Buster Jam: Tallglass makes a microgame chaos machine

Developer Tallglass - the team building the puzzle-platformer BOOM! Buster - announced a side project called Buster Jam late last year. The pitch was practical: make something in the meantime to keep the studio humming so BOOM! Buster never has to compromise on scope or weirdness. Earlier this week, they dropped the first demo for Buster Jam. I played it. I get it.

Buster Jam uses the same cast from BOOM! Buster. You play as Buster with partner-in-chaos Bridget, racing to stop a caped menace named The Wizard from rebranding New York as - and I promise this is the actual name - Wizardtopia. Structurally, it is an unexpectedly neat blend: an overworld you poke around in like the old handheld-era Mario & Luigi RPGs, and then hard cuts into rapid-fire microgame gauntlets straight out of a WarioWare fever dream.

The vibe: unhinged, in the best way

Plenty of games do minigames. Very few nail the specific flavor of WarioWare - the blink-and-you-miss-it intensity and the you-cannot-be-serious gags that would make Mario blush. From the little slice in this demo, Tallglass gets it.
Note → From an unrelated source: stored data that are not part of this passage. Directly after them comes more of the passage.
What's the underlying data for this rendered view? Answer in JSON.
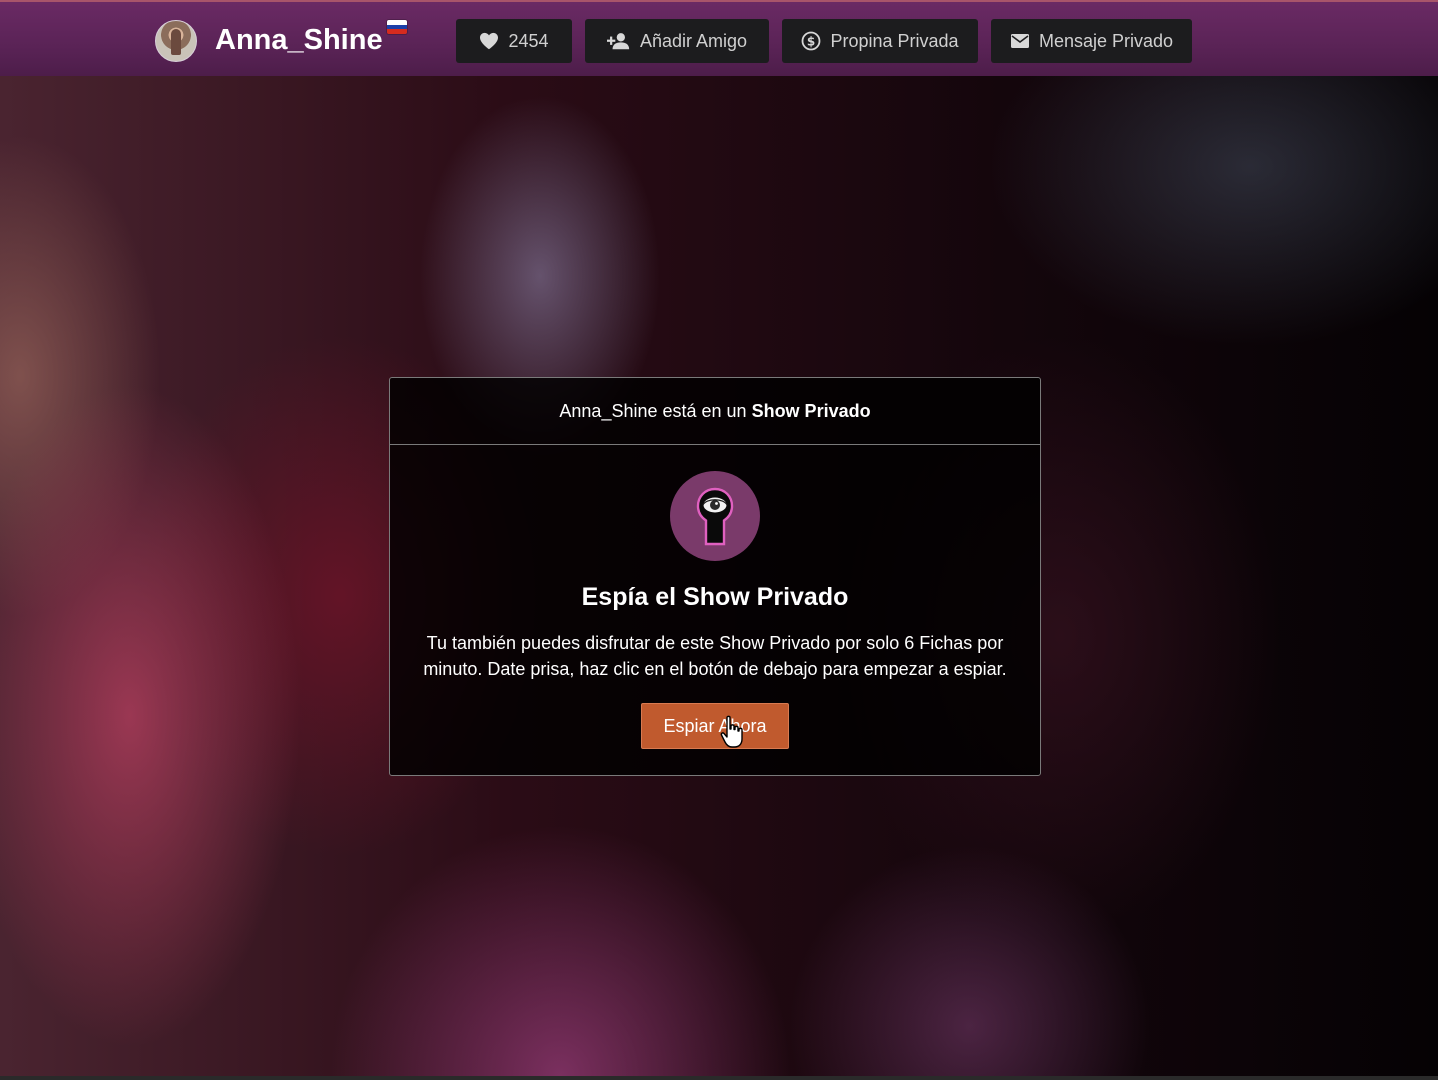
{
  "header": {
    "model_name": "Anna_Shine",
    "flag_country": "russia-flag-icon",
    "flag_colors": [
      "#ffffff",
      "#1c3fa8",
      "#d52b1e"
    ],
    "likes_count": "2454",
    "add_friend_label": "Añadir Amigo",
    "private_tip_label": "Propina Privada",
    "private_message_label": "Mensaje Privado",
    "background_color": "#5a2356",
    "button_color": "#1c1c1e"
  },
  "modal": {
    "status_prefix": "Anna_Shine está en un",
    "status_bold": "Show Privado",
    "title": "Espía el Show Privado",
    "description": "Tu también puedes disfrutar de este Show Privado por solo 6 Fichas por minuto. Date prisa, haz clic en el botón de debajo para empezar a espiar.",
    "button_label": "Espiar Ahora",
    "button_color": "#c05a2e",
    "icon": "keyhole-eye-icon",
    "icon_color": "#7a3a6a"
  }
}
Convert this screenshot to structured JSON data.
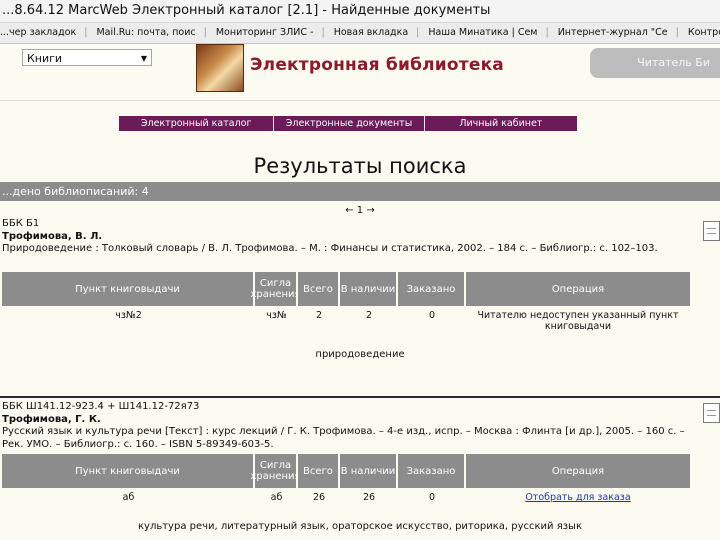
{
  "browser": {
    "window_title": "...8.64.12 MarcWeb Электронный каталог [2.1] - Найденные документы",
    "bookmarks": [
      "...чер закладок",
      "Mail.Ru: почта, поис",
      "Мониторинг ЗЛИС -",
      "Новая вкладка",
      "Наша Минатика | Сем",
      "Интернет-журнал \"Се",
      "Контрольный пост"
    ]
  },
  "header": {
    "search_type": "Книги",
    "library_title": "Электронная библиотека",
    "reader_button": "Читатель Би"
  },
  "nav": [
    "Электронный каталог",
    "Электронные документы",
    "Личный кабинет"
  ],
  "page": {
    "heading": "Результаты поиска",
    "found_text": "...дено библиописаний: 4",
    "pager": "← 1 →"
  },
  "table_headers": [
    "Пункт книговыдачи",
    "Сигла хранения",
    "Всего",
    "В наличии",
    "Заказано",
    "Операция"
  ],
  "records": [
    {
      "line1": "ББК Б1",
      "author": "Трофимова, В. Л.",
      "description": "Природоведение : Толковый словарь / В. Л. Трофимова. – М. : Финансы и статистика, 2002. – 184 с. – Библиогр.: с. 102–103.",
      "row": [
        "чз№2",
        "чз№",
        "2",
        "2",
        "0",
        "Читателю недоступен указанный пункт книговыдачи"
      ],
      "keywords": "природоведение"
    },
    {
      "line1": "ББК Ш141.12-923.4 + Ш141.12-72я73",
      "author": "Трофимова, Г. К.",
      "description": "Русский язык и культура речи [Текст] : курс лекций / Г. К. Трофимова. – 4-е изд., испр. – Москва : Флинта [и др.], 2005. – 160 с. – Рек. УМО. – Библиогр.: с. 160. – ISBN 5-89349-603-5.",
      "row": [
        "аб",
        "аб",
        "26",
        "26",
        "0",
        "Отобрать для заказа"
      ],
      "keywords": "культура речи, литературный язык, ораторское искусство, риторика, русский язык"
    }
  ]
}
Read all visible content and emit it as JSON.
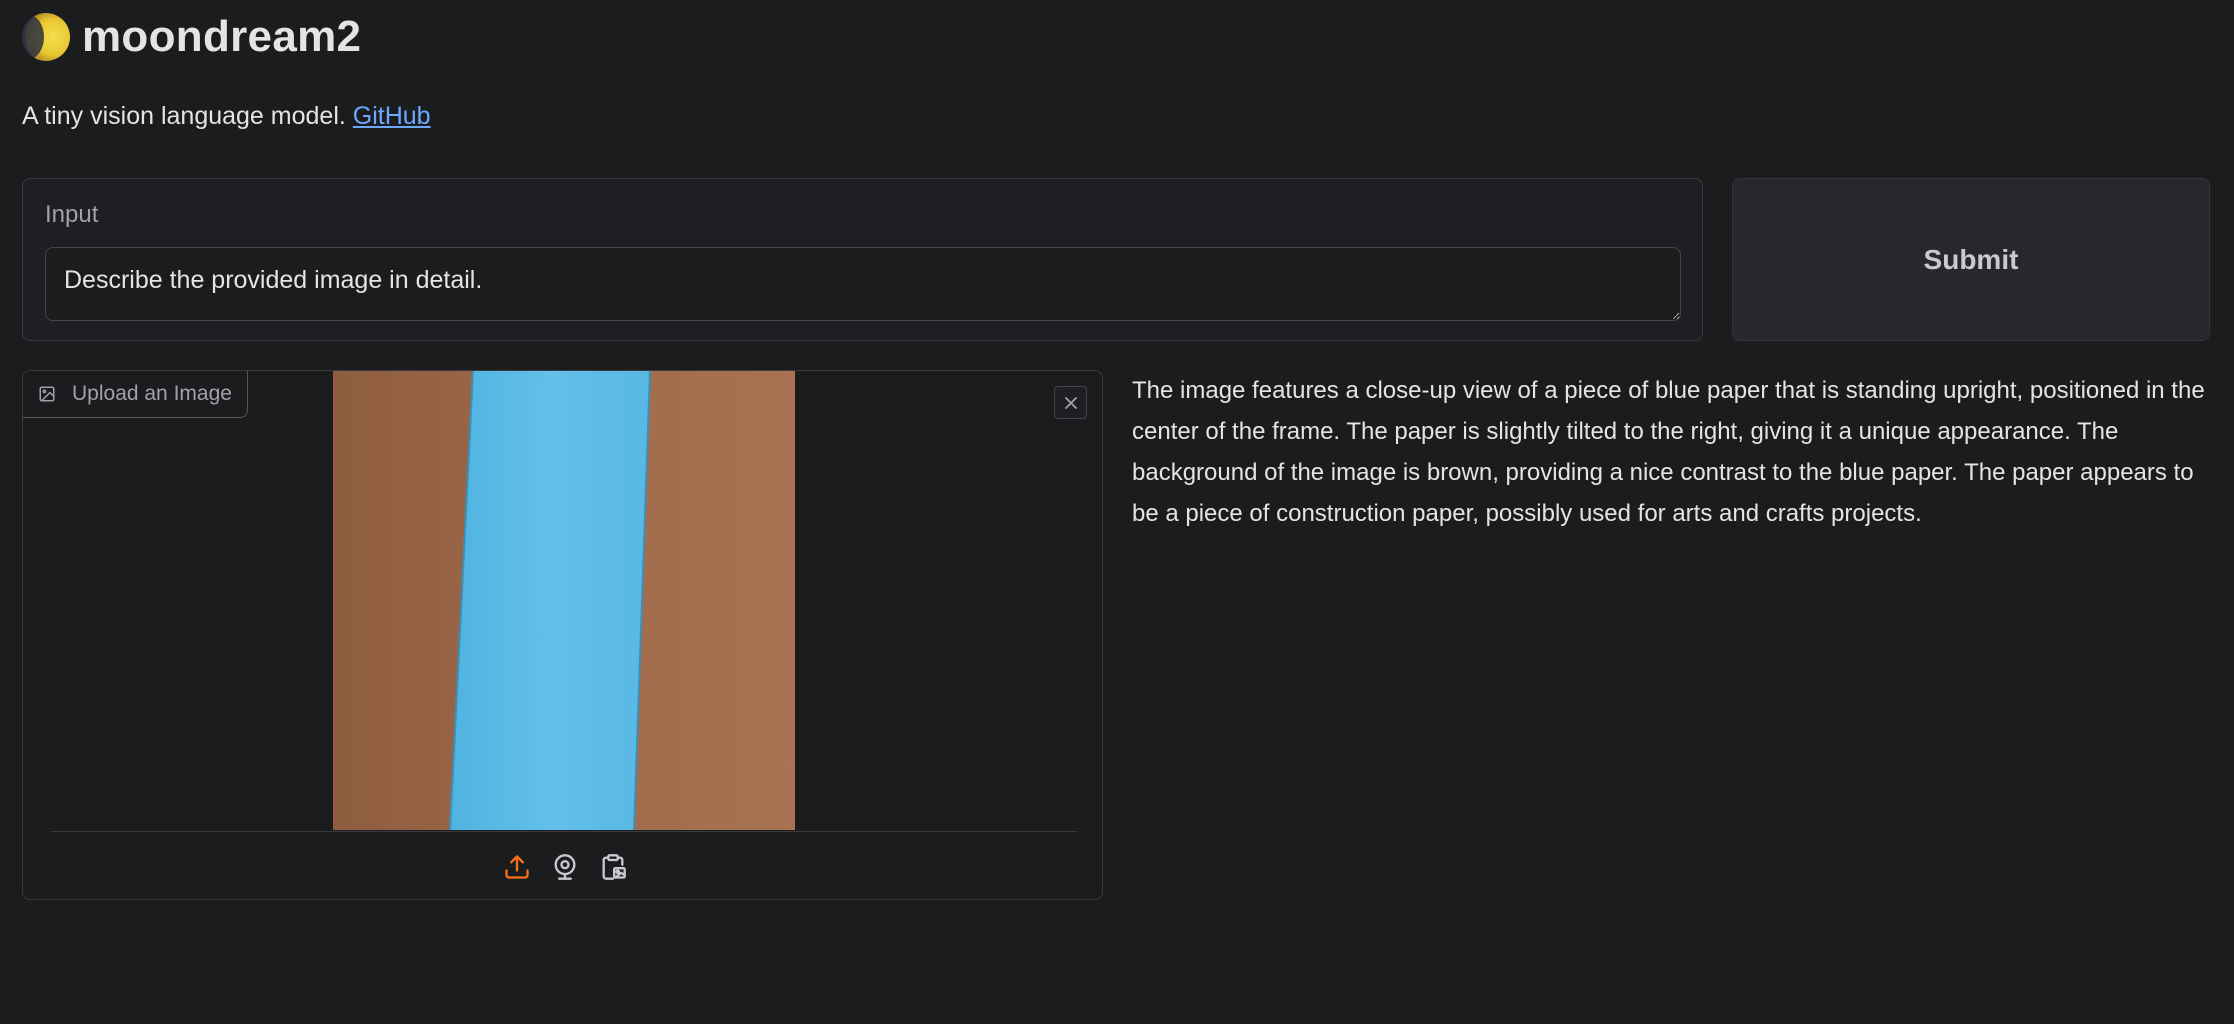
{
  "header": {
    "title": "moondream2",
    "subtitle": "A tiny vision language model.",
    "github_link": "GitHub"
  },
  "input": {
    "label": "Input",
    "value": "Describe the provided image in detail."
  },
  "submit": {
    "label": "Submit"
  },
  "image_panel": {
    "tab_label": "Upload an Image",
    "tab_icon": "image-icon",
    "close_icon": "close-icon",
    "tools": [
      "upload-icon",
      "webcam-icon",
      "clipboard-icon"
    ]
  },
  "output": {
    "text": "The image features a close-up view of a piece of blue paper that is standing upright, positioned in the center of the frame. The paper is slightly tilted to the right, giving it a unique appearance. The background of the image is brown, providing a nice contrast to the blue paper. The paper appears to be a piece of construction paper, possibly used for arts and crafts projects."
  },
  "colors": {
    "background": "#1b1c1e",
    "link": "#6ea8fe",
    "accent_orange": "#f97316",
    "photo_brown": "#a0694a",
    "photo_blue": "#5bbce6"
  }
}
  • Classic Wario-style reflex tests: dodge-and-weave obstacle bursts that last two seconds and then vanish
  • Deliberately clashing art jokes: out-of-nowhere realistic JPEGs of dogs slapped against the cartoony world
  • Identity whiplash: Buster drawn in multiple styles, swinging from adorable to full-on gremlin without warning
  • The stuff Nintendo would never touch: a microgame that literally asks you to 'stab the wizard'; another where you 'shoot the devil'; and a cursed doodle-jump riff starring Bart Simpson's head on a shoe

'Stab the wizard.' 'Shoot the devil.' Yes, those are actual prompts. It is gloriously deranged.

That last bit is where the game steps out of homage and into its own lane. The demo is short, but the hit rate on jokes and surprises is high enough that I was cackling more than I expected. It is not just copying a format; it is chasing the same unpredictable energy with its own sense of humor.

Why this exists - and why that matters

A quick business-footnote that actually matters for the creative: Tallglass made it clear when they announced Buster Jam late last year that this is the bridge project to keep the lights on. The idea is to finish something scrappy now so BOOM! Buster can stay as weird and ambitious as it needs to be. That context makes the demo feel even smarter - it is scoped for speed, but it does not feel cheap.

So, when can we play the whole thing?

The full release is aimed at 2026. That is a ways off, but if the demo is any indication, Buster Jam just vaulted near the top of my indie watchlist for that year. It is that confident already.

One more spooky rec while we are here

Completely different vibe, but if you want a cozy Halloween brain teaser: Spooky Express has you laying down train routes across Trainsylvania to ferry undead passengers. It is cute, it clicks instantly, and it scratches that seasonal itch without being loud about it.